You can also find tons of clever “ear-saver” hacks on the internet. These no-sew ear savers from a Canadian nurse are both creative and practical. But if you are the craftsy type, you can turn a few fabric scraps and a couple of buttons into cute ear savers, as this nurse demonstrates. And if you’re on the job and your ears are screaming for relief, here are some quick tricks using paper clips and rubber bands nabbed from a nearby desk.
Nix the makeup under your mask. Face makeup like foundation not only stains the inside of your mask, it can clog your pores and lead to comedone formation.

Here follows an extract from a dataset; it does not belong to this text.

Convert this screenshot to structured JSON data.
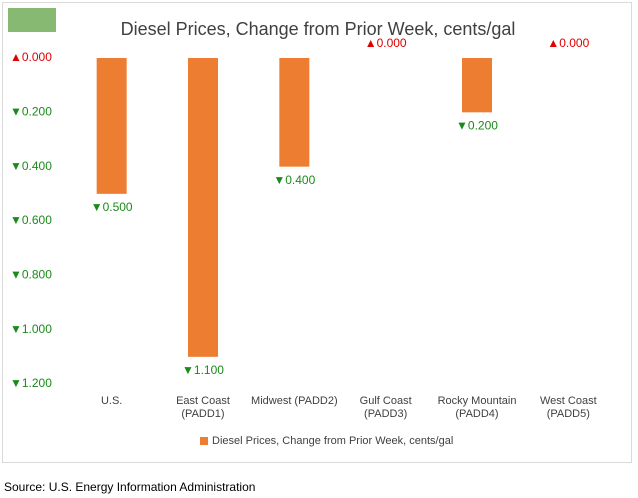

It’s also a good idea to avoid skin treatments containing salicylic acid or retinoids, as those preparations can be more irritating when worn all day under a mask. Besides, no one can see your makeup under the mask anyway!
Don’t pick the pimples! That may sound like the echo of your mother’s voice, and we all know not do to it, but sometimes it can be irresistible to squeeze the zit to hasten its departure. But modern science has given us “pimple patches,” which we wish we’d had in high school. You simply apply a patch to each blemish at bedtime, and voilà! next morning you peel off the patch and the pimple fluid along with it.
And if you wear ordinary cloth masks when off duty, be sure to wash them in a nonirritating detergent and rinse thoroughly to avoid leaving soap residue that can irritate your skin.
Hopefully, constant mask-wearing and its attendant discomforts will soon be a distant memory. But until then, be kind to your skin. It will love you for it.